あまり知られていないみたいなのですが、Windows の起動音は、昨日頭を回っていたブライアン・イーノが担当している。誰その人?と言われると返答に困るが、環境音楽の総本山みたいになってしまった人で、ロキシー・ミュージック出身。20年ほど前は、アングラ文化人の間で絶大な人気があった(理由は不明)。要はシンセで変な音を出すのがお仕事な人。一部では読み違いで「エノ」と呼ばれていた。エイドリアン・ブリューも最初は「ビリュー」と表記されていたように。

とにかく、Windowsの起動音は、JRのやかましい発着音など目ではない、究極に世界中に浸透した音楽作品(?)かも。何十億という人々が否応なしに聞かされる、誰がこんな事態を想像しただろう。Windowsの値段にイーノのロイヤリティが含まれていたら大変な額になるだろう。しかもその音楽は、どんなに知られていても、誰一人として歌えない(歌えるわけない)のだ。Windows の起動音を音声模写できたら宴会でウケるかも。

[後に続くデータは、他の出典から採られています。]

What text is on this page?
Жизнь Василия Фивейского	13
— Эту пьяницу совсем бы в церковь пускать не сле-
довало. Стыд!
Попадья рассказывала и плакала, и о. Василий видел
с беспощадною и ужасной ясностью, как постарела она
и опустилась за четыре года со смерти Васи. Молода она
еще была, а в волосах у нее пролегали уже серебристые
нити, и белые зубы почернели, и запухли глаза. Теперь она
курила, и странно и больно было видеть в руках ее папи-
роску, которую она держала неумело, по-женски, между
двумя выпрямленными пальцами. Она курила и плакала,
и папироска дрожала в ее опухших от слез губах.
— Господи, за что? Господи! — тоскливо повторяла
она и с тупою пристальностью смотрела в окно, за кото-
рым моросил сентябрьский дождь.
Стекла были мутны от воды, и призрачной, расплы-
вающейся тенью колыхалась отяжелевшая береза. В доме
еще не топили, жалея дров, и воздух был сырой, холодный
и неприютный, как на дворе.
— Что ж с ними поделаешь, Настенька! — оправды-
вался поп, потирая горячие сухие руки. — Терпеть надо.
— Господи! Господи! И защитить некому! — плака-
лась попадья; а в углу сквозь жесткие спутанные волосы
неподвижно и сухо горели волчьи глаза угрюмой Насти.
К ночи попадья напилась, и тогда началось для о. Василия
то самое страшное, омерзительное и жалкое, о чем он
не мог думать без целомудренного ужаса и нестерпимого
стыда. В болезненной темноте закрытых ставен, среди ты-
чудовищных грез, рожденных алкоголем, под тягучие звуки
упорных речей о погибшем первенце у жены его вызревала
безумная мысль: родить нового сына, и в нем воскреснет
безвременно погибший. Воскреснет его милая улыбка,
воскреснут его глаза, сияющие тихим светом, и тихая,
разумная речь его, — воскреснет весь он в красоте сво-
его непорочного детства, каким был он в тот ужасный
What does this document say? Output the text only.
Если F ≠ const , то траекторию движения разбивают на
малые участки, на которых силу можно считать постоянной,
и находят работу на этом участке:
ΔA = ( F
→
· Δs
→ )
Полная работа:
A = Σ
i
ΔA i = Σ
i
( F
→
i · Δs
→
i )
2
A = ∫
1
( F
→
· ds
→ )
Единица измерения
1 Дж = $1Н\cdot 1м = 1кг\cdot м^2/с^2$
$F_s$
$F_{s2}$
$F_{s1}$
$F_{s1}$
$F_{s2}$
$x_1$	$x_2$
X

さて、今私の目の前になぜかある「Money 2000」の起動音は、100%間違いなく「Fripp & Eno」の音の孫引きサンプリング。昨日頭を回っていたのはそのせいだったのか。先生のギターは巧妙に削除されている(ような気がする)。

昨今のハリウッド映画につきものの「ズゴー!グワー!」という低音、ああいう音を最初に聞いたのは、デビッド・リンチに好き放題やられた「Dune - 砂の惑星」だったような気がする(裏付けなし)。この映画のサントラもイーノだった。当時は「イーノにサントラなんかできるんだろうか」(=テキトーにシンセを弾いて回りをケムに巻く人)と思っていたが、映画館で聞いて驚いた。今やあのサウンドもどこにでも転がっているものになってしまった。一度もトップを取らないのにトータルで見たら大勝ちしているUNOを見ているような気分。